V2.0 lets customers put Pano boxes out on the WAN and/or lets 'em connect via a wireless bridge jacked into the client's NIC. This is not a remote-desktop or VPN solution; Panos needs a DHCP'd IP address in the enterprise's range to connect to VDI. USB peripheral support also should be substantially improved in this version. The management/connection brokering software talks to Active Directory, LDAP, and Novell's eDirectory, and integrates with VMware Virtual Desktop Manager.

Green concerns? Running into power or HVAC constraints? The 3 1/2-inch cubes can run on POE, though I wouldn't plan on juicing up USB accessories off a POE'd Pano. Did I mention it's small?

The company has roughly 1,000 of these devices running out in the wild at 100+ customer sites. Cost is $300 per box, plus the associated expense of your VDI environment. Pano pushes ease of setup, remote management, and long term savings in the sales pitch.

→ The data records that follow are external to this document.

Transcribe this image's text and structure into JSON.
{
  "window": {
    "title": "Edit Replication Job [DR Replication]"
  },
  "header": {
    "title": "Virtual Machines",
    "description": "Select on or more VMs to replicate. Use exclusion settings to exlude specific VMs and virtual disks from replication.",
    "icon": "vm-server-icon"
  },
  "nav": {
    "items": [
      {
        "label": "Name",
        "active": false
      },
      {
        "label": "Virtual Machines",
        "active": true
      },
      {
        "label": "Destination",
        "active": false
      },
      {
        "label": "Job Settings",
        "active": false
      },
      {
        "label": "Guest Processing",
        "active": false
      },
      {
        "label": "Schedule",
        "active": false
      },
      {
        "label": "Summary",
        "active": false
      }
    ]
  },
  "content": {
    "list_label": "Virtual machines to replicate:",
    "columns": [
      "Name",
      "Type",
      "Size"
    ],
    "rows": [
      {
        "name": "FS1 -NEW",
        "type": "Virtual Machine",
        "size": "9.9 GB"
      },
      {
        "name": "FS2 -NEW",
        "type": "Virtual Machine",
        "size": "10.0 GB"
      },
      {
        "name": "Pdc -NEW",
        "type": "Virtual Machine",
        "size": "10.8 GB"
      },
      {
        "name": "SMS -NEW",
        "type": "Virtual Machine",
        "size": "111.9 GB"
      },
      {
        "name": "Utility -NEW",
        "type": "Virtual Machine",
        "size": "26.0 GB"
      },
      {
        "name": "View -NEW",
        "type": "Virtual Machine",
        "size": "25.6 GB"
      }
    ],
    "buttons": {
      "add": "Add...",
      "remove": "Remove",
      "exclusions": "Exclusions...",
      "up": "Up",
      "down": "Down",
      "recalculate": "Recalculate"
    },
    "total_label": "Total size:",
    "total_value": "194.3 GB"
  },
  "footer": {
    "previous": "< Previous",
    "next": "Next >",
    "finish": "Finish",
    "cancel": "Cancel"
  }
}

I think all those arguments make sense in large deployment situations and in branch-office models as more enterprise sites jump on the virtualized-desktop boat. Thin clients may finally grab more than a fringe following as they move past a terminal-services model.

The big question for Pano isn't whether or when VDI takes off, but rather if it will be able to compete in a market with established offerings like the Sun Ray 2 at a comparable ($249) price point. I should be getting both a Sun Ray and a Pano cube in the test lab this summer; I'll let you know how respective setup, management, and performance play out.Pano VDS 2.0 is slated for release on May 5. Pano cubes start at $300 for a single client.